Violette Fahnen mit Frauengestalt
Frauenstreik: Was Not tut, ist die Aufweichung des Patriarchats. (Bild: frauen-streiken.ch)

Morgen streiken in der Schweiz die Frauen. Sie fordern unter anderem Lohngleichheit, ein Ende der Diskriminierung und der sexuellen Belästigung sowie eine gerechte Verteilung der Care-Arbeit. Dagegen ist erst einmal nichts einzuwenden. Aber die entscheidende Frage ist doch: Wie ist es überhaupt möglich, dass Frauen im Jahr 2019 immer noch Rechte einfordern müssen, die ihnen per Verfassung zustehen?

Die Antwort darauf lautet: Weil wir in patriarchalen Strukturen leben. Die Abwertung des weiblichen Prinzips und damit die untergeordnete Stellung der Frau ist gewissermassen eine Werkseinstellung. Das Patriarchat ist das Vorzeichen, das alles weitere bestimmt. Wir können streiken und demonstrieren, soviel wir wollen, aber die Verhältnisse werden sich nicht grundlegend ändern, so lange dieses Vorzeichen besteht. Im Grunde genommen geht es in der aktuellen Diskussion nicht darum, dass es den Frauen besser geht. Es geht darum, wie Frauen ins Patriarchat integriert werden, damit sie dort gut funktionieren und die Quote erfüllt wird.

Als Frauen haben wir zwei Möglichkeiten: Ausstieg aus dem Patriarchat oder Aufstieg im Patriarchat. Letzteres verleitet selbst Frauen zu der Annahme, das Patriarchat sei überwunden, wenn sie Schlüssel- und Führungspositionen besetzen - in der Politik, in der Wissenschaft, im Atomkraftwerk und im (patriarchalen) Staat.  Dort sind sie dann die besseren Männer und machen genau dieselbe frauen- und lebensfeindliche Politik - und auch dafür gibt es eine Erklärung: Das Patriarchat hat die Frauen korrumpiert - denn Frauen suchen nach Identität im Patriarchat.

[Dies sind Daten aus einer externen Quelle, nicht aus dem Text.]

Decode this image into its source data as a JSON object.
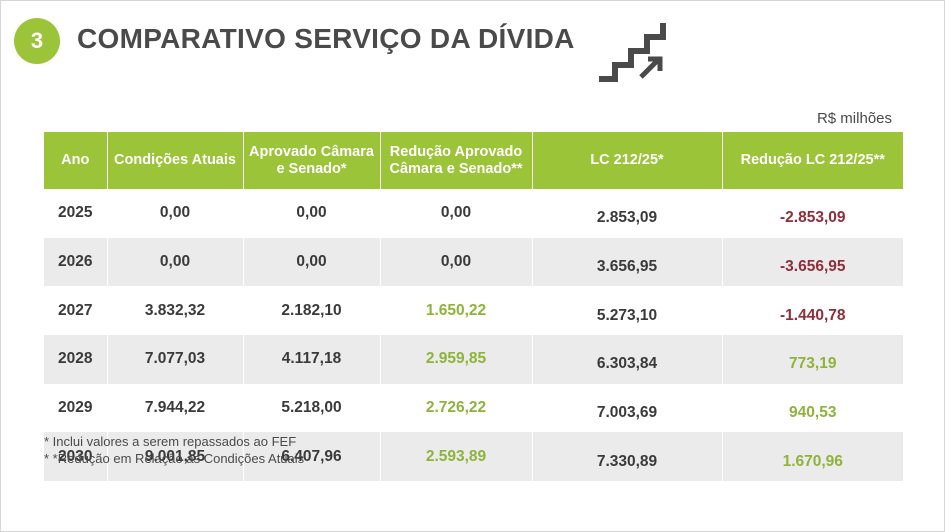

Typische Frauenberufe sind grundsätzlich schlechter bezahlt als typische Männerberufe. Mit Care-Arbeit, bei der es darum geht, für andere zu sorgen, für Kinder, Mitmenschen, Alte und Kranke, lässt sich deutlich weniger Geld verdienen als mit Positionen im Management und im Finanzwesen. Das müsste uns zu denken geben, ebenso wie die Tatsache, dass Alleinerziehende (und das sind überwiegend Frauen) mehr als doppelt so häufig von Armut betroffen sind als der Rest der Bevölkerung.

Was sagt es über uns als Gesellschaft aus, dass Produktivität und Umsatz mehr zählen als das Engagement für Mitmenschen? Warum sind soziale Berufe, bei denen es um das Wohl von Menschen geht, finanziell grundsätzlich schlechter gestellt als jene, in denen es um die Herstellung von Produkten, um Konsum, um Dienstleistungen und Profit geht? Auch Männer arbeiten in Care-Berufen, und auch sie sind schlechter bezahlt als ihre Geschlechtsgenossen, die im Finanzwesen und im Management Karriere machen.

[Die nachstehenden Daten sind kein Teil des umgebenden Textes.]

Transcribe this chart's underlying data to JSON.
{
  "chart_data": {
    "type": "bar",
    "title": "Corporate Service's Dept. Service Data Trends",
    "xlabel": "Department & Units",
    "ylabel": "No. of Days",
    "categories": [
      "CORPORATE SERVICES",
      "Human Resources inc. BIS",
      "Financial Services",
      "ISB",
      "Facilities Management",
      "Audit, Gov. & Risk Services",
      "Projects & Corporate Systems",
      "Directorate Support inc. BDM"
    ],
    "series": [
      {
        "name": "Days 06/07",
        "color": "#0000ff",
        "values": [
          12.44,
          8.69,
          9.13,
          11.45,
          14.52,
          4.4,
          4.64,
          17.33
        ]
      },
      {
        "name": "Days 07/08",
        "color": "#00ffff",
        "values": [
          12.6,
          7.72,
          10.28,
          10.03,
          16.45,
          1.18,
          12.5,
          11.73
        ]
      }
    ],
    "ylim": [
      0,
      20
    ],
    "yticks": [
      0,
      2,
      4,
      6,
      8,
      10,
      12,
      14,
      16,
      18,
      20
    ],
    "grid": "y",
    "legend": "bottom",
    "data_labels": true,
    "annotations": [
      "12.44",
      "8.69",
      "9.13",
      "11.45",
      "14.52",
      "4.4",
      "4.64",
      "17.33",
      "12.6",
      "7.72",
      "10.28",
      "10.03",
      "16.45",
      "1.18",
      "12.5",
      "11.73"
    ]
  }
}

Es wird viel von Gleichstellung gesprochen. Frauen und Männer sind aber nicht gleich. Frauen können Kinder gebären, und damit sie das können, haben sie einen Zyklus, und später kommen sie in die Wechseljahre, mit allen Höhen und Tiefen, aber im Berufsleben darf das kein Thema sein. Frauen haben im Beruf zu funktionieren, unabhängig von Hormonen. Sie müssen «ihren Mann stehen», und dabei sind die Kapriolen der Reproduktionsorgane nur im Weg. Die weibliche Natur und alles, was damit einher geht, hat in der Wirtschaft keinen Platz.

Bessere Job-Chancen, Lohngleichheit, mehr Frauen in Führungspositionen und mehr Krippenplätze sind keine Lösung. Wirklich besser geht es den Frauen erst, wenn patriarchale Strukturen aufgeweicht werden. Wenn das weibliche Prinzip anerkannt und aufgewertet wird. Es hat das Wohl des Ganzen im Blick - und nicht das von Einzelnen. Das weibliche Prinzip sorgt sich um alle. Es will, dass es allen gut geht, einschliesslich der Natur, die mit dem Weiblichen untrennbar verbunden ist. So, wie eine Gesellschaft mit der Natur umgeht, so geht sie mit den Frauen um.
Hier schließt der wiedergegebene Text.